It is hard to find the right words sometimes, but one D.C. man did not let that stop him from sharing his story.
Terence Nicholson, a native Washingtonian, made art that revealed snapshots of his journey living in the city.
The exhibit called ‘Intro-Circumspective’ was on display earlier this year at DC Arts Studios in Takoma Park.
To some people, the raw materials and found items Nicholson used may just look like stuff.
However, the artwork he created began forming his autobiography.
“The words were coming as the work was being made,” Nicholson said. “It tells my story on a number of levels.”

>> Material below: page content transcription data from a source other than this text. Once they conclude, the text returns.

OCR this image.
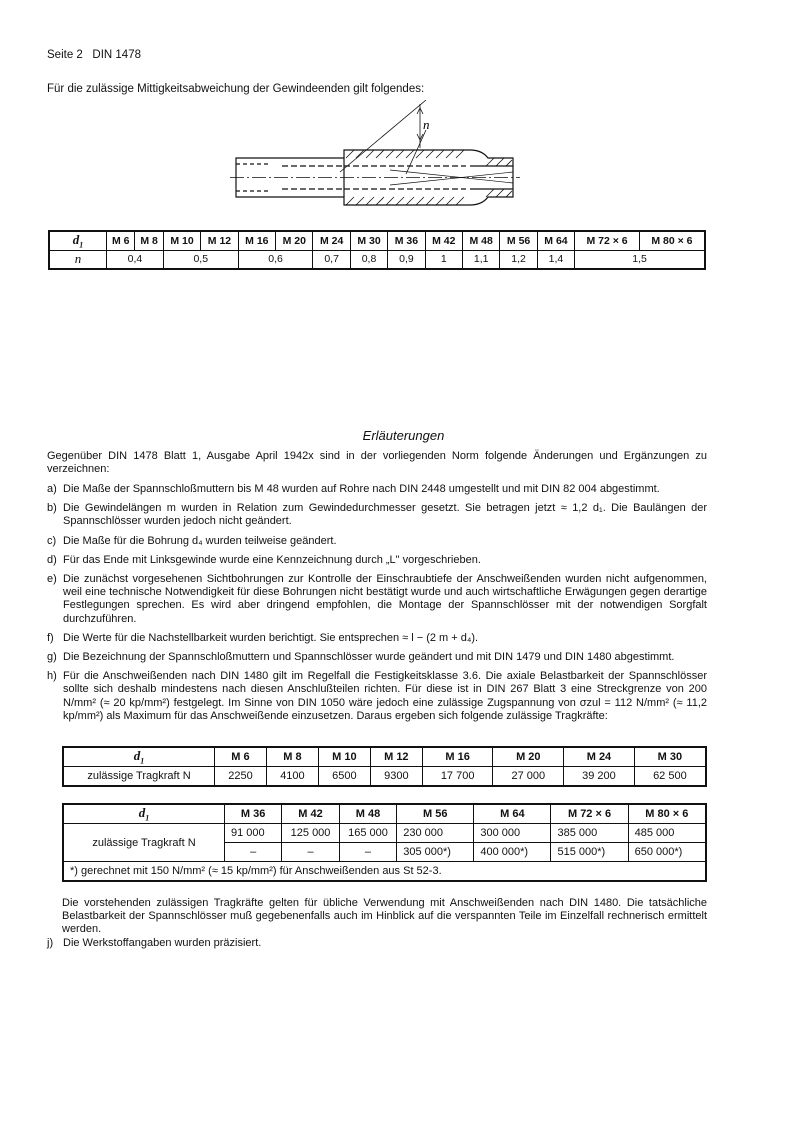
Seite 2 DIN 1478
Für die zulässige Mittigkeitsabweichung der Gewindeenden gilt folgendes:
n
$d_1$	M 6	M 8	M 10	M 12	M 16	M 20	M 24	M 30	M 36	M 42	M 48	M 56	M 64	M 72 × 6	M 80 × 6
n	0,4		0,5		0,6		0,7	0,8	0,9	1	1,1	1,2	1,4	1,5	
Erläuterungen

Gegenüber DIN 1478 Blatt 1, Ausgabe April 1942x sind in der vorliegenden Norm folgende Änderungen und Ergänzungen zu verzeichnen:

a) Die Maße der Spannschloßmuttern bis M 48 wurden auf Rohre nach DIN 2448 umgestellt und mit DIN 82 004 abgestimmt.
b) Die Gewindelängen m wurden in Relation zum Gewindedurchmesser gesetzt. Sie betragen jetzt ≈ 1,2 d₁. Die Baulängen der Spannschlösser wurden jedoch nicht geändert.
c) Die Maße für die Bohrung d₄ wurden teilweise geändert.
d) Für das Ende mit Linksgewinde wurde eine Kennzeichnung durch „L" vorgeschrieben.
e) Die zunächst vorgesehenen Sichtbohrungen zur Kontrolle der Einschraubtiefe der Anschweißenden wurden nicht aufgenommen, weil eine technische Notwendigkeit für diese Bohrungen nicht bestätigt wurde und auch wirtschaftliche Erwägungen gegen derartige Festlegungen sprechen. Es wird aber dringend empfohlen, die Montage der Spannschlösser mit der notwendigen Sorgfalt durchzuführen.
f) Die Werte für die Nachstellbarkeit wurden berichtigt. Sie entsprechen ≈ l − (2 m + d₄).
g) Die Bezeichnung der Spannschloßmuttern und Spannschlösser wurde geändert und mit DIN 1479 und DIN 1480 abgestimmt.
h) Für die Anschweißenden nach DIN 1480 gilt im Regelfall die Festigkeitsklasse 3.6. Die axiale Belastbarkeit der Spannschlösser sollte sich deshalb mindestens nach diesen Anschlußteilen richten. Für diese ist in DIN 267 Blatt 3 eine Streckgrenze von 200 N/mm² (≈ 20 kp/mm²) festgelegt. Im Sinne von DIN 1050 wäre jedoch eine zulässige Zugspannung von σzul = 112 N/mm² (≈ 11,2 kp/mm²) als Maximum für das Anschweißende einzusetzen. Daraus ergeben sich folgende zulässige Tragkräfte:
$d_1$	M 6	M 8	M 10	M 12	M 16	M 20	M 24	M 30
zulässige Tragkraft N	2250	4100	6500	9300	17 700	27 000	39 200	62 500
$d_1$	M 36	M 42	M 48	M 56	M 64	M 72 × 6	M 80 × 6
zulässige Tragkraft N	91 000	125 000	165 000	230 000	300 000	385 000	485 000
	–	–	–	305 000*)	400 000*)	515 000*)	650 000*)
*) gerechnet mit 150 N/mm² (≈ 15 kp/mm²) für Anschweißenden aus St 52-3.							
Die vorstehenden zulässigen Tragkräfte gelten für übliche Verwendung mit Anschweißenden nach DIN 1480. Die tatsächliche Belastbarkeit der Spannschlösser muß gegebenenfalls auch im Hinblick auf die verspannten Teile im Einzelfall rechnerisch ermittelt werden.
j) Die Werkstoffangaben wurden präzisiert.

Each creation explained a different chapter of the father’s life.
One piece, ‘Our Lady of Perpetual Servitude, was inspired by Nicholson’s mother.
“She bent over backward to just make sure that I had a shot,” he said.

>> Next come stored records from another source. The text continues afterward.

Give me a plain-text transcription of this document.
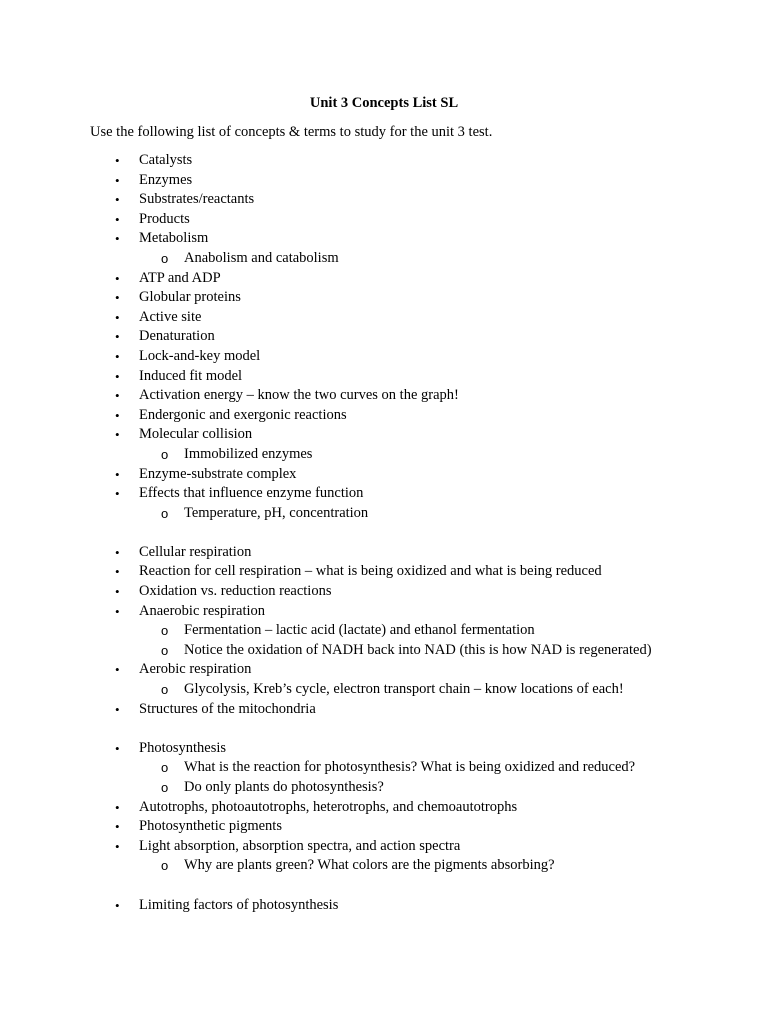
Unit 3 Concepts List SL
Use the following list of concepts & terms to study for the unit 3 test.
•
Catalysts
•
Enzymes
•
Substrates/reactants
•
Products
•
Metabolism
o Anabolism and catabolism
•
ATP and ADP
•
Globular proteins
•
Active site
•
Denaturation
•
Lock-and-key model
•
Induced fit model
•
Activation energy – know the two curves on the graph!
•
Endergonic and exergonic reactions
•
Molecular collision
o Immobilized enzymes
•
Enzyme-substrate complex
•
Effects that influence enzyme function
o Temperature, pH, concentration
•
Cellular respiration
•
Reaction for cell respiration – what is being oxidized and what is being reduced
•
Oxidation vs. reduction reactions
•
Anaerobic respiration
o Fermentation – lactic acid (lactate) and ethanol fermentation
o Notice the oxidation of NADH back into NAD (this is how NAD is regenerated)
•
Aerobic respiration
o Glycolysis, Kreb’s cycle, electron transport chain – know locations of each!
•
Structures of the mitochondria
•
Photosynthesis
o What is the reaction for photosynthesis? What is being oxidized and reduced?
o Do only plants do photosynthesis?
•
Autotrophs, photoautotrophs, heterotrophs, and chemoautotrophs
•
Photosynthetic pigments
•
Light absorption, absorption spectra, and action spectra
o Why are plants green? What colors are the pigments absorbing?
•
Limiting factors of photosynthesis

That creation evolved into a bigger concept encompassing women who give but forget about self-love and self-care.
“The hope that they can find time for themselves,” Nicholson told WUSA9.
Nicholson opened up about a time when he struggled.

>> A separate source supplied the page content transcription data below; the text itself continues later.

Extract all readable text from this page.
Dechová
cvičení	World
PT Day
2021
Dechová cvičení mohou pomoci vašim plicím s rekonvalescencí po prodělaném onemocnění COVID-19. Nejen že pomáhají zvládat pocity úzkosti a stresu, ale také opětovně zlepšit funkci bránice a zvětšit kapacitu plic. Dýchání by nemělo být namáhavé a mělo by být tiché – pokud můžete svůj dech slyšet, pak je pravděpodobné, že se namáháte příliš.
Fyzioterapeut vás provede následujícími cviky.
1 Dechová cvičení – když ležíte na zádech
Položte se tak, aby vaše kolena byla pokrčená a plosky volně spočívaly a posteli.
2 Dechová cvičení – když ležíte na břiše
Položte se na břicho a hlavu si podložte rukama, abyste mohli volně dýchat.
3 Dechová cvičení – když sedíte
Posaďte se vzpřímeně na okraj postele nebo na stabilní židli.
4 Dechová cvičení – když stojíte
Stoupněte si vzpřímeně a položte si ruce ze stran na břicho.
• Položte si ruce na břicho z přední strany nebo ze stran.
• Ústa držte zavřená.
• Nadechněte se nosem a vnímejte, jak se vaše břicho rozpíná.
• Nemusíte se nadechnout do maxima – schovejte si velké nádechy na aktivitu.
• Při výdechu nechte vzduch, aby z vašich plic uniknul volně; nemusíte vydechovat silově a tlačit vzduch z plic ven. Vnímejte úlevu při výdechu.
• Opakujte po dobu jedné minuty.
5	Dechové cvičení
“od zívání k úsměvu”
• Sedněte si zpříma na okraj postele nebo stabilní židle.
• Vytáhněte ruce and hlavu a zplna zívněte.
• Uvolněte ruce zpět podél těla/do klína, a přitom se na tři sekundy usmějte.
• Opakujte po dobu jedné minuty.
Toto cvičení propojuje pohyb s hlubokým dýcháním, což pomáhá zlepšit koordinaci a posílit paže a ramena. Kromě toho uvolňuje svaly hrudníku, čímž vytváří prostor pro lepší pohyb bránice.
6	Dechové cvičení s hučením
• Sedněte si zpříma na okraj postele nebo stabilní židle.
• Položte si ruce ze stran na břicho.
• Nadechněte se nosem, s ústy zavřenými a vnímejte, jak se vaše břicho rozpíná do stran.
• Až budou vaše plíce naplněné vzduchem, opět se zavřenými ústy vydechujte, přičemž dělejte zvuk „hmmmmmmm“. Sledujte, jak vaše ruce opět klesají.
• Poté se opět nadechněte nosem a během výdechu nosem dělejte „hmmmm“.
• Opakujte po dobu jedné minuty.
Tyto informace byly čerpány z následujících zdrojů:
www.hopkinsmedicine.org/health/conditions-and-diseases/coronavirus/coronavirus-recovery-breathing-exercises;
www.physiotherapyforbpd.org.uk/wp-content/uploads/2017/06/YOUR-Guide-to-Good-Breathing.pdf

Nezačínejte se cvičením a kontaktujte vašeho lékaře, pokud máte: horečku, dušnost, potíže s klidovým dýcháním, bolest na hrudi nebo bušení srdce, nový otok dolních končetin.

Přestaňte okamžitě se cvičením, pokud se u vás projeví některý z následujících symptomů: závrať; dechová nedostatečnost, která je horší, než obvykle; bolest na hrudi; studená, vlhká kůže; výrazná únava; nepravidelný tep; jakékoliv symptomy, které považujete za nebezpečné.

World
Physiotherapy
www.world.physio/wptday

“(A) long, drawn out, stressful, and fearful frankly period of time.”
He got behind on bills and had to refinance his home during the mortgage crisis 10 years ago.
Nicholson made it through – what he called – a valley in his life.
He took all of the bank statements and threatening letters collected over the years and symbolically shredded the documents.
The scraps became an element of one art installation.
“We can carry around things with us that we can — really it’s ok to let go,” Nicholson said.
Letting go can be tough.
Nicholson saw his Chinese martial arts teacher, or sifu, evicted and pushed out of DC’s Chinatown neighborhood years ago.
“He taught me how to be a student. He was very influential in my training,” he explained.
When the school shut down, Nicholson’s teacher gave me the school banner and several kung fu belts.
The items were used in a piece that represented the face of a D.C. neighborhood that changed and a culture, Nicholson said, is fading away
“What happened in Chinatown is just an example of sort of what happened in the district in general,” Nicholson said.
Nicholson would like the piece entitled ‘Safety Jacket: A Mourning in Chinatown’ to find a home somewhere in the neighborhood.
“As things change, the stories need to be told by the people who lived the stories,” he said.